After the five marking phases, all live objects in the Old Generation are marked and now garbage collector is going to reclaim all unused objects by sweeping the Old Generation:

Phase 6: Concurrent Sweep. Performed concurrently with the application, without the need for the stop-the-world pauses. The purpose of the phase is to remove unused objects and to reclaim the space occupied by them for future use.

CMS concurrent sweep

2015-05-26T16:23:08.458-0200: 65.561: [CMS-concurrent-sweep-start] 2015-05-26T16:23:08.485-0200: 65.588: [CMS-concurrent-sweep1: 0.027/0.027 secs2] [[Times: user=0.03 sys=0.00, real=0.03 secs] 3

  1. CMS-concurrent-sweep – Phase of the collection “Concurrent Sweep” in this occasion, sweeping unmarked and thus unused objects to reclaim space.
  2. 0.027/0.027 secs – Duration of the phase, showing elapsed time and wall clock time correspondingly.
  3. [Times: user=0.03 sys=0.00, real=0.03 secs] – “Times” section is less meaningful on concurrent phases, as it is measured from the start of the concurrent marking and includes more than just the work done for the concurrent marking.

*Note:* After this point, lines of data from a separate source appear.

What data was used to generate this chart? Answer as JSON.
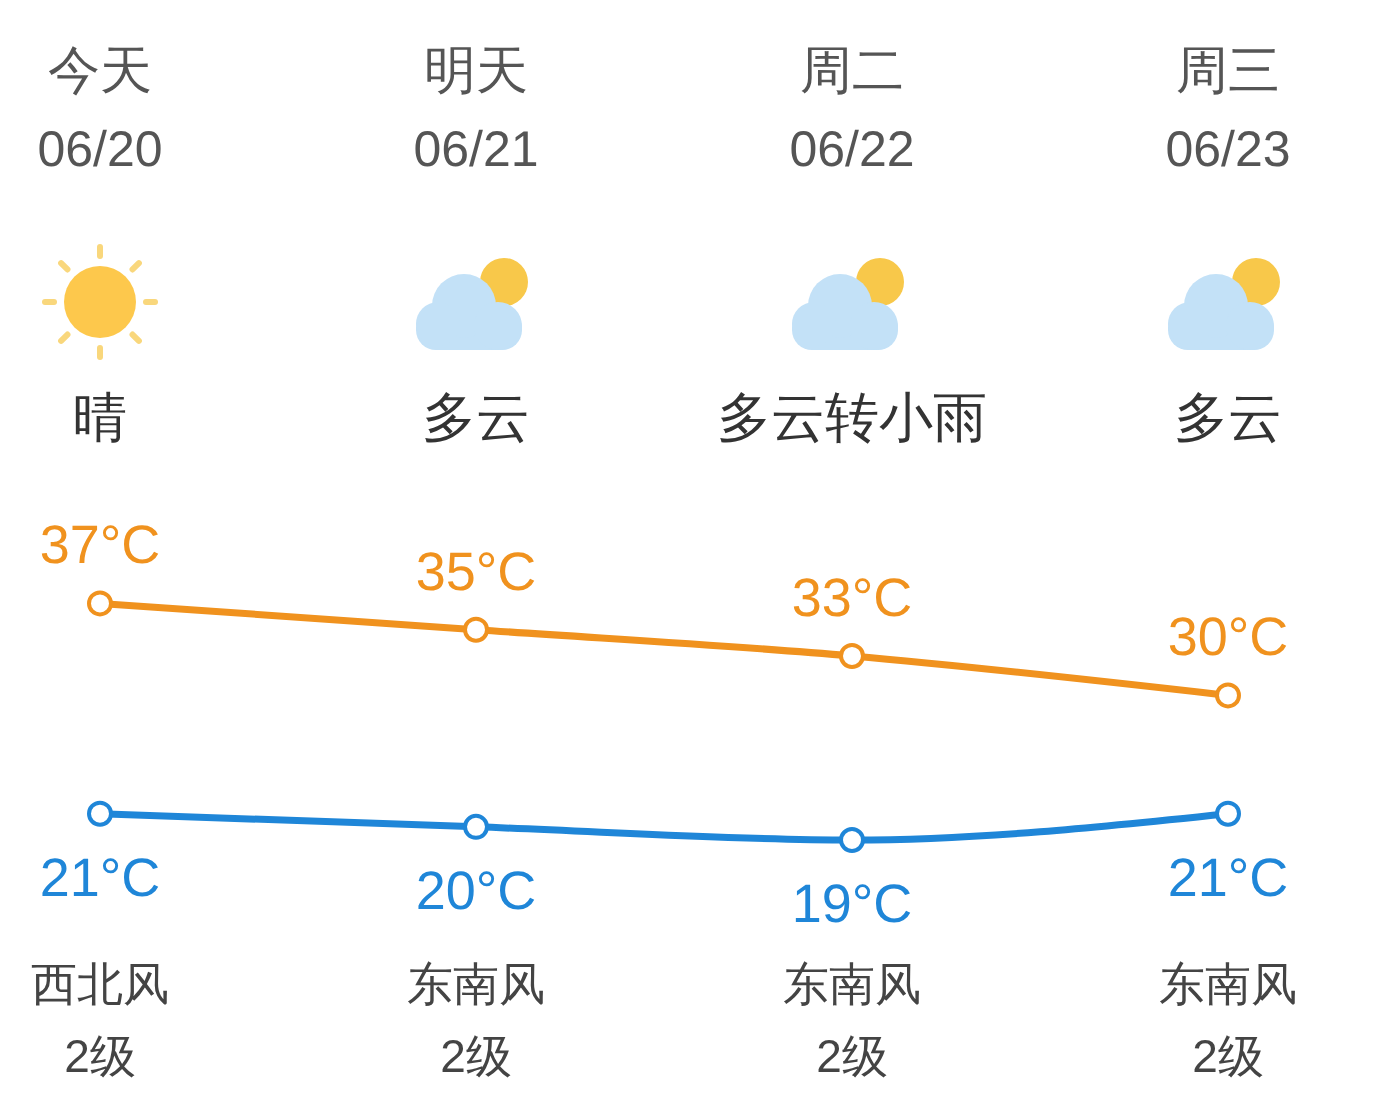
{
  "chart_data": {
    "type": "line",
    "categories": [
      "今天\n06/20",
      "明天\n06/21",
      "周二\n06/22",
      "周三\n06/23"
    ],
    "series": [
      {
        "color": "#f0921e",
        "values": [
          37,
          35,
          33,
          30
        ],
        "value_labels": [
          "37°C",
          "35°C",
          "33°C",
          "30°C"
        ]
      },
      {
        "color": "#1f86d8",
        "values": [
          21,
          20,
          19,
          21
        ],
        "value_labels": [
          "21°C",
          "20°C",
          "19°C",
          "21°C"
        ]
      }
    ],
    "marker": "circle",
    "annotations": [
      "晴",
      "多云",
      "多云转小雨",
      "多云",
      "西北风",
      "东南风",
      "东南风",
      "东南风",
      "2级",
      "2级",
      "2级",
      "2级"
    ]
  }
}
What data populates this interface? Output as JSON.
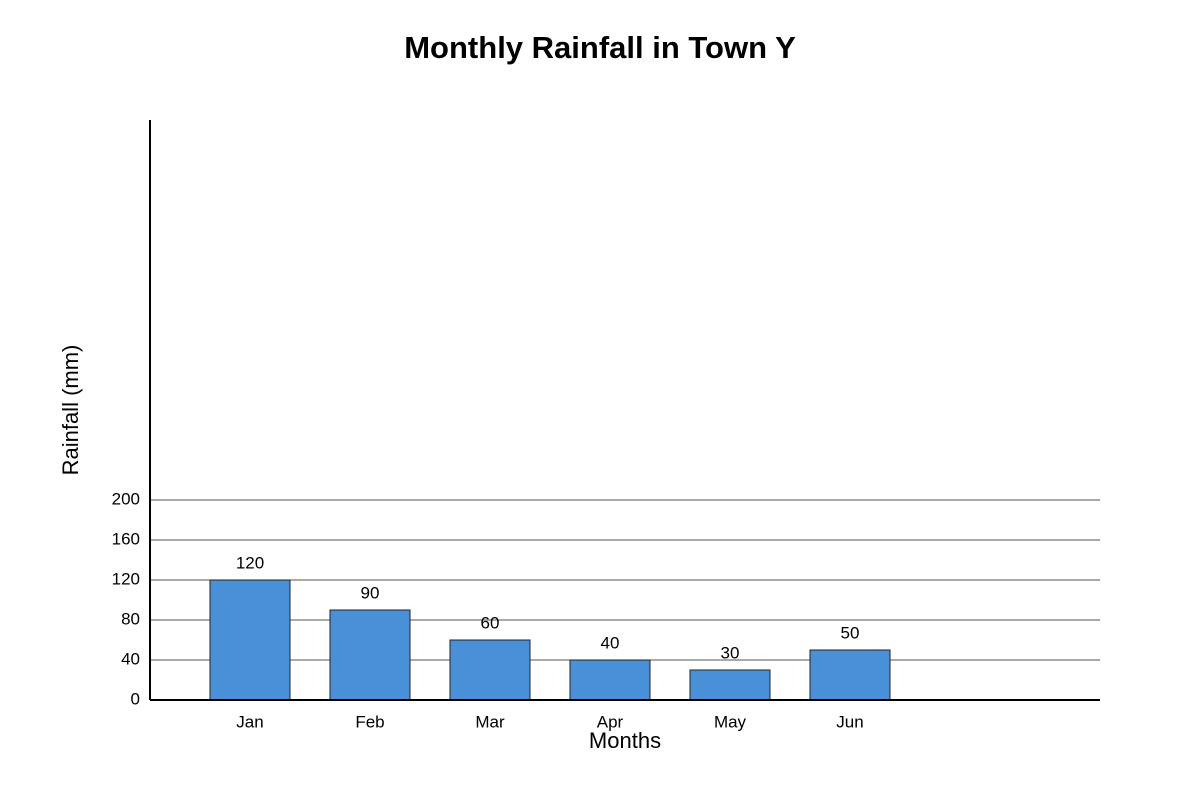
{
  "chart_data": {
    "type": "bar",
    "title": "Monthly Rainfall in Town Y",
    "x_label": "Months",
    "y_label": "Rainfall (mm)",
    "categories": [
      "Jan",
      "Feb",
      "Mar",
      "Apr",
      "May",
      "Jun"
    ],
    "values": [
      120,
      90,
      60,
      40,
      30,
      50
    ],
    "color": "#4a90d9",
    "ylim": [
      0,
      580
    ],
    "yticks": [
      0,
      40,
      80,
      120,
      160,
      200
    ],
    "grid": true
  }
}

Phase 7: Concurrent Reset. Concurrently executed phase, resetting inner data structures of the CMS algorithm and preparing them for the next cycle.

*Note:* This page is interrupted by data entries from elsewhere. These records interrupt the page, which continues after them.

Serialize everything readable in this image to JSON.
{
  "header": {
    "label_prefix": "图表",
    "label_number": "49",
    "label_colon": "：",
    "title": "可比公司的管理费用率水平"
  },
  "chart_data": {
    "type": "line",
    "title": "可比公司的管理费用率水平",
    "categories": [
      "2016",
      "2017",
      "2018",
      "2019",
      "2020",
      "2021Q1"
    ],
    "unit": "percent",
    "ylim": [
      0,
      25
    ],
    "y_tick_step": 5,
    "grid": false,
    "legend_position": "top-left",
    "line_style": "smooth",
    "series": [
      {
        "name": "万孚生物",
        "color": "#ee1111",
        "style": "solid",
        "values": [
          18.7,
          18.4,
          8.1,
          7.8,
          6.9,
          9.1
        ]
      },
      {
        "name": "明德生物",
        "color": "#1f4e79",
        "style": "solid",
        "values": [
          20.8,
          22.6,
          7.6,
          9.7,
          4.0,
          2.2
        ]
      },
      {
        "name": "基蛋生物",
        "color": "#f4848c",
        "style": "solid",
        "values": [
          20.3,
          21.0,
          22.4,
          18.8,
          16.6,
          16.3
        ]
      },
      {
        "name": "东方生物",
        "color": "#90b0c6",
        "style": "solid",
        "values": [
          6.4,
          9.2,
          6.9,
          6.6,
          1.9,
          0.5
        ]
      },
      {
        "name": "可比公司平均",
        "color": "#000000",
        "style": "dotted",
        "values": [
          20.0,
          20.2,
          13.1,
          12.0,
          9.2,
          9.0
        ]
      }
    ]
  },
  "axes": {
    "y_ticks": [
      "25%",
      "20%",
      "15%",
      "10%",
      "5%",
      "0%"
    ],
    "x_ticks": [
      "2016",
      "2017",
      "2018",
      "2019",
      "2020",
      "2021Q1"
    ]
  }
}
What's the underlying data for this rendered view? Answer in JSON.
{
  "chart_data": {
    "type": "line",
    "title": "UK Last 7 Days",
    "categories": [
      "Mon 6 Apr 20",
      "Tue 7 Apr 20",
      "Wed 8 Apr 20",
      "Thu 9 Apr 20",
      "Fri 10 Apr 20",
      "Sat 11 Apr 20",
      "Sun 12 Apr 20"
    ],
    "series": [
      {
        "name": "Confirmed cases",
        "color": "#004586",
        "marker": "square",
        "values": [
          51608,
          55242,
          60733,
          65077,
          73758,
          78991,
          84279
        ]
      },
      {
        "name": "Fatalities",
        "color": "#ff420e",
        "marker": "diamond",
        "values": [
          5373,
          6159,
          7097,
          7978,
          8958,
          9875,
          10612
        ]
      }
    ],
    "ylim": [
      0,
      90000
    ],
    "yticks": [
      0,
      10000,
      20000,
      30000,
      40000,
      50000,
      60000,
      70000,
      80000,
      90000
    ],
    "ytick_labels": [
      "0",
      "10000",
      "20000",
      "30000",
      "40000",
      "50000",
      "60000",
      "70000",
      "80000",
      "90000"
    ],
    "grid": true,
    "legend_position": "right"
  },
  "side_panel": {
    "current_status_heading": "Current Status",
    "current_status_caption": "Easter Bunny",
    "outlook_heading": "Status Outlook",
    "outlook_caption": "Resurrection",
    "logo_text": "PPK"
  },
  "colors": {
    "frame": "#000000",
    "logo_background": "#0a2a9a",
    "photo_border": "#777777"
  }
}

2015-05-26T16:23:08.485-0200: 65.589: [CMS-concurrent-reset-start] 2015-05-26T16:23:08.497-0200: 65.601: [CMS-concurrent-reset1: 0.012/0.012 secs2] [[Times: user=0.01 sys=0.00, real=0.01 secs]3

  1. CMS-concurrent-reset – The phase of the collection – “Concurrent Reset” in this occasion – that is resetting inner data structures of the CMS algorithm and preparing for the next collection.
  2. 0.012/0.012 secs – Duration of the the phase, measuring elapsed and wall clock time respectively.
  3. [Times: user=0.01 sys=0.00, real=0.01 secs] – The “Times” section is less meaningful on concurrent phases, as it is measured from the start of the concurrent marking and includes more than just the work done for the concurrent marking.

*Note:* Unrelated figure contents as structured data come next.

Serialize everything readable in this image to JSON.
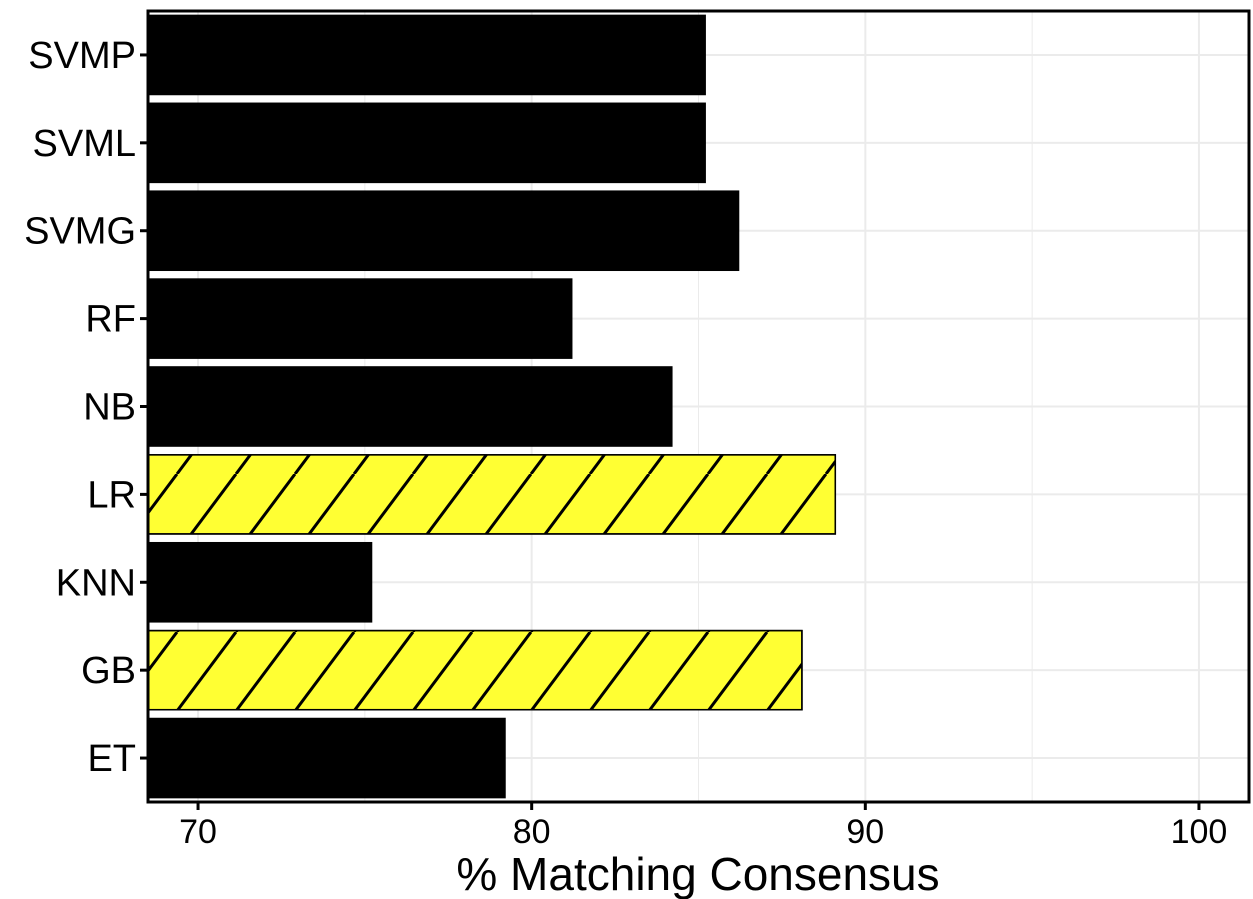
{
  "chart_data": {
    "type": "bar",
    "orientation": "horizontal",
    "categories": [
      "SVMP",
      "SVML",
      "SVMG",
      "RF",
      "NB",
      "LR",
      "KNN",
      "GB",
      "ET"
    ],
    "values": [
      85.2,
      85.2,
      86.2,
      81.2,
      84.2,
      89.1,
      75.2,
      88.1,
      79.2
    ],
    "highlighted": [
      "LR",
      "GB"
    ],
    "title": "",
    "xlabel": "% Matching Consensus",
    "ylabel": "",
    "xlim": [
      68.5,
      101.5
    ],
    "xticks": [
      70,
      80,
      90,
      100
    ],
    "grid": true,
    "legend": "none",
    "colors": {
      "bar": "#000000",
      "highlight": "#ffff33",
      "hatch": "#000000",
      "grid": "#ebebeb",
      "background": "#ffffff"
    }
  }
}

All in all, the CMS garbage collector does a great job at reducing the pause durations by offloading a great deal of the work to concurrent threads that do not require the application to stop. However, it, too, has some drawbacks, the most notable of them being the Old Generation fragmentation and the lack of predictability in pause durations in some cases, especially on large heaps.